A vasta corte da rainha corria alvoroçada pelo castelo. Pajens baratinados fechavam as janelas para evitar que os gritos histéricos da monarca pudessem ser ouvidos pelos súditos do lado de fora. Se sua alteza continuasse a quebrar toda a louça real e a berrar como uma desvairada, até a eternamente hibernante Oposição era capaz de levantar da tumba.
- O que aconteceu dessa vez? – pergunta um assessor – Não vão me dizer que vocês esqueceram de dar o anticoncepcional à rainha e isso é mais uma das suas conhecidas crises de TPM?!
- Nada disso! Eu mesmo dou as pílulas para sua majestade todo dia. Mais de uma até, só para garantir. - responde um dos pajens, enquanto limpava os restos de mingau da aveia que lhe fora arremessado pela rainha logo no café da manhã.
- Mas se não é TPM, alguma coisa grave vocês fizeram para enfurecer desse jeito Poliana! – acusa um dos bobos – Aposto como trocaram a cor do esmalte. Vocês sabem bem que em outubro ela só usa o rosa.
- Não foi isso.
- Deixaram faltar os bombons de amarula?
- Não.
- Foi o hidratante para o corpo e os pezinhos reais? Na primavera ela troca o creme de avelã e cereja por aromas cítricos, tangerina e limoncello. Será que foi isso que deixou a rainha ainda mais azeda? – questiona outro pajem.
- Não.
- Pelas barbas de Fidel! – alarma-se cada vez mais um companheiro ao ouvir um novo surto de impropérios vindo da redoma e o estrondo de objetos colidindo com as paredes – O que de mais grave pode ter acontecido para desestabilizar assim os frágeis humores reais?  Nós acabamos de renovar todo guarda-roupa dela, motivos florais, como ela exigiu. Só os sapatos davam para calçar o reino inteirinho!
- Pode ter sido a temperatura do banho! – exclama outro bobo – Como daquela vez em que a água estava muito quente e ressecou sua delicada pele, lembram? Ela quase afogou o pobre do pajem na banheira.
- Eu lembro! Coitado! Ficou com fobia de água desde aquele dia. Agora tem até que sentar para mijar. – lastima um companheiro, balançando a cabeça em pesar.
- Não foi o banho. Ela ficou assim na hora do café da manhã. – começa a esclarecer outro companheiro – Enquanto lia os jornais do dia.
- Jornais?! Não podem ter noticiado mais um de nossos deslizes. A rainha não reagiria tão raivosamente com assuntos assim tão corriqueiros e sem importância. – reflete um dos bobos da corte, sendo bruscamente interrompido pelo barulho da grande porta da redoma ao ser escancarada para a entrada triunfante da magnífica e descabelada Poliana no recinto.
- Vocês! – grita a descomposta rainha para sua apavorada corte de bobos e pajens - Seus energúmenos!

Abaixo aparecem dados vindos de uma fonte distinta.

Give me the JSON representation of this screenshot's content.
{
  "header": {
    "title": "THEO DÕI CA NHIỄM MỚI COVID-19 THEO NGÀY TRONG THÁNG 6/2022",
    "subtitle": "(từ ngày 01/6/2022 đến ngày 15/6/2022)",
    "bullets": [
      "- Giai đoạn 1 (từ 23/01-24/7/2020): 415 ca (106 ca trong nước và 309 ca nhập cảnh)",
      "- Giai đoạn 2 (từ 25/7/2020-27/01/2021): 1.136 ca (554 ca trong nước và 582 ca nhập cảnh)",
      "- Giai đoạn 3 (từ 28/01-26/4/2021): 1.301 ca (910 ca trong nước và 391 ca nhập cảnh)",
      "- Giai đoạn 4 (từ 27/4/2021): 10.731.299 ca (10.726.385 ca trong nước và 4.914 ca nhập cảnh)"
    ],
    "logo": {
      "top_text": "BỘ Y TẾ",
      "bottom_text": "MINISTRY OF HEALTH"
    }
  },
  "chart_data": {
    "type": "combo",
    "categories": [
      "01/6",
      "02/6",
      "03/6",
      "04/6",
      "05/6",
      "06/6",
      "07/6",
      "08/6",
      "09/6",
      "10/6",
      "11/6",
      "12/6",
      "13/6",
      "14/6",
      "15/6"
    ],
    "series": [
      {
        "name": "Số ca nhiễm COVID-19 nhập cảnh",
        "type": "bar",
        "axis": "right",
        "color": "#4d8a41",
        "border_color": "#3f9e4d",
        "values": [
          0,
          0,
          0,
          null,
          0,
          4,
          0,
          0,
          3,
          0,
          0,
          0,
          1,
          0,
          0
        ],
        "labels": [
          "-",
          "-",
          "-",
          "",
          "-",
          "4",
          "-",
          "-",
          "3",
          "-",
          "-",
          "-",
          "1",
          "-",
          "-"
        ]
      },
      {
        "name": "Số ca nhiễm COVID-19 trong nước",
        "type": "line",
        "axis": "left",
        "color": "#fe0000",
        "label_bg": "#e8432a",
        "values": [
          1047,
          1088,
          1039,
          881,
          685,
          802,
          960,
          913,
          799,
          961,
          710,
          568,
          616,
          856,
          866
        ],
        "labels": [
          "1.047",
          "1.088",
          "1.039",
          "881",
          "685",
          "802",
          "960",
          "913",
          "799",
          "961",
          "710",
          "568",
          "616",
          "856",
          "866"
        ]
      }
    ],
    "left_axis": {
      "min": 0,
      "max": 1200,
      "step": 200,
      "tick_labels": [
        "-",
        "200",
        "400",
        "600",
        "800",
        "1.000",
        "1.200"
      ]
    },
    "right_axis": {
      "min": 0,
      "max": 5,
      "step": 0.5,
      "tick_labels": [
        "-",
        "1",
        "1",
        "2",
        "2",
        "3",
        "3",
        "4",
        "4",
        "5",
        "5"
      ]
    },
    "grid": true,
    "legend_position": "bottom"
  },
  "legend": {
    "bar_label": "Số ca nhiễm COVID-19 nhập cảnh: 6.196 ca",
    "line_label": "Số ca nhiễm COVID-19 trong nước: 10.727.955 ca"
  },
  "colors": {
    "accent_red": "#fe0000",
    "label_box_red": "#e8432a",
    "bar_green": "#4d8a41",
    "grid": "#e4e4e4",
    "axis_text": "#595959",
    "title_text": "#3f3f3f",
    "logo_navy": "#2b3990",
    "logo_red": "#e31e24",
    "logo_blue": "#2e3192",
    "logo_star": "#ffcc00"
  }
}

Não valem um décimo dos recursos públicos que pagam seus salários! Incompetentes! Inúteis! – esganiça a monarca derrubando tudo que via pela frente.
- Que nós não valemos nada, todos sabem Poliana. Mas o que foi que fizemos de errado dessa vez para deixar você, magnânima, tão amoadinha? – pergunta um dos companheiros de clã.

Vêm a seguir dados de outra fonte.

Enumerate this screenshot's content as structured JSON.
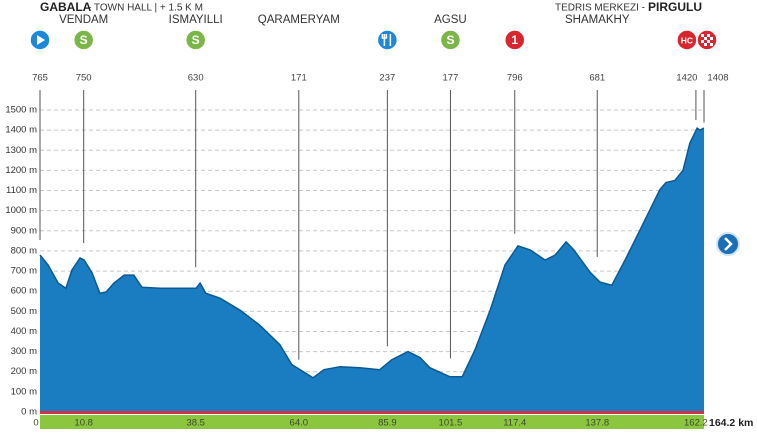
{
  "chart_data": {
    "type": "area",
    "start_label": {
      "name": "GABALA",
      "detail": "- TOWN HALL  | + 1.5 K M"
    },
    "finish_label": {
      "detail": "TEDRIS MERKEZI -",
      "name": "PIRGULU"
    },
    "points": [
      {
        "km": 0,
        "altitude": 765,
        "marker_color": "#1e88d8"
      },
      {
        "km": 10.8,
        "altitude": 750,
        "name": "VENDAM",
        "badge": "S",
        "marker_color": "#7ab648"
      },
      {
        "km": 38.5,
        "altitude": 630,
        "name": "ISMAYILLI",
        "badge": "S",
        "marker_color": "#7ab648"
      },
      {
        "km": 64,
        "altitude": 171,
        "name": "QARAMERYAM"
      },
      {
        "km": 85.9,
        "altitude": 237,
        "marker_color": "#1e88d8"
      },
      {
        "km": 101.5,
        "altitude": 177,
        "name": "AGSU",
        "badge": "S",
        "marker_color": "#7ab648"
      },
      {
        "km": 117.4,
        "altitude": 796,
        "badge": "1",
        "marker_color": "#d9262e"
      },
      {
        "km": 137.8,
        "altitude": 681,
        "name": "SHAMAKHY"
      },
      {
        "km": 162.2,
        "altitude": 1420,
        "badge": "HC",
        "marker_color": "#d9262e"
      },
      {
        "km": 164.2,
        "altitude": 1408,
        "marker_color": "#d9262e"
      }
    ],
    "x": [
      0,
      2,
      4.5,
      6.4,
      7.9,
      9.9,
      10.9,
      12.9,
      14.8,
      16.3,
      18.3,
      20.8,
      23.2,
      25.2,
      29.7,
      38.6,
      39.6,
      41,
      44.5,
      49.5,
      54.4,
      59.3,
      62.3,
      64.3,
      67.5,
      70.2,
      74.2,
      79.1,
      84,
      87,
      91,
      94,
      96.4,
      101.4,
      104.4,
      107.6,
      111.3,
      115,
      118.2,
      121.2,
      124.9,
      127.4,
      130.1,
      132,
      136,
      138.5,
      141.4,
      144.7,
      148.4,
      153.3,
      154.8,
      157,
      159,
      160.7,
      162.5,
      163.2,
      164.2
    ],
    "series": [
      {
        "color": "#1a7cc1",
        "values": [
          780,
          730,
          640,
          615,
          705,
          765,
          755,
          690,
          590,
          595,
          640,
          680,
          680,
          620,
          615,
          615,
          640,
          590,
          565,
          505,
          430,
          335,
          235,
          210,
          170,
          210,
          225,
          220,
          210,
          260,
          300,
          270,
          220,
          175,
          175,
          310,
          505,
          730,
          825,
          805,
          755,
          780,
          845,
          805,
          695,
          645,
          630,
          755,
          905,
          1105,
          1140,
          1150,
          1200,
          1335,
          1410,
          1400,
          1410
        ]
      }
    ],
    "xlim": [
      0,
      164.2
    ],
    "ylim": [
      0,
      1500
    ],
    "xticks": [
      0,
      10.8,
      38.5,
      {
        "value": 64,
        "label": "64.0"
      },
      85.9,
      101.5,
      117.4,
      137.8,
      162.2,
      {
        "value": 164.2,
        "label": "164.2 km"
      }
    ],
    "yticks": [
      {
        "value": 0,
        "label": "0 m"
      },
      {
        "value": 100,
        "label": "100 m"
      },
      {
        "value": 200,
        "label": "200 m"
      },
      {
        "value": 300,
        "label": "300 m"
      },
      {
        "value": 400,
        "label": "400 m"
      },
      {
        "value": 500,
        "label": "500 m"
      },
      {
        "value": 600,
        "label": "600 m"
      },
      {
        "value": 700,
        "label": "700 m"
      },
      {
        "value": 800,
        "label": "800 m"
      },
      {
        "value": 900,
        "label": "900 m"
      },
      {
        "value": 1000,
        "label": "1000 m"
      },
      {
        "value": 1100,
        "label": "1100 m"
      },
      {
        "value": 1200,
        "label": "1200 m"
      },
      {
        "value": 1300,
        "label": "1300 m"
      },
      {
        "value": 1400,
        "label": "1400 m"
      },
      {
        "value": 1500,
        "label": "1500 m"
      }
    ],
    "grid": true
  }
}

- Escolheram outra rainha! Outra! – berra a irascível monarca – Eu gasto uma fortuna dos contribuintes em uma assessoria de marketing, mídia e ilusão de ótica, e o que vejo estampado nos jornais?! A cara de outra fulana como rainha! Traidores! – grita Poliana jogando os periódicos em sua sempre apalermada corte.
- Mas alteza... – começa a contemporizar o marqueteiro oficial do reino – essa é só a rainha escolhida para a feira empresarial da região!
- Não importa quem seja essa baranga horrorosa! Ela teve mais espaço na mídia do que eu! Eu! Soberana única e absoluta desse reino! – continua Poliana, já fazendo beicinho. – E ela nem é fotogênica! – completa a rainha, cruzando os braços emburrada em sinal de pirraça e despeito. – Isso não pode ficar assim! Ordeno que vocês gastem cada centavo de dinheiro público que for preciso para inundar a imprensa local com imagens minhas. Minhas! O povo não pode ter dúvidas de quem é a rainha desse fantasioso reino. Mexam-se seus molóides! – ordena Poliana, fazendo seus, quase sempre lerdos e despreocupados bobos, correrem assustados em busca de um pouco de trabalho.
Nada como um fato grave e ameaçador a soberania no reino para fazer com que tantos glúteos inertes fossem postos em movimento, pensa a destemperada Poliana, enquanto se acalmava saboreando seus adorados bombos de amarula.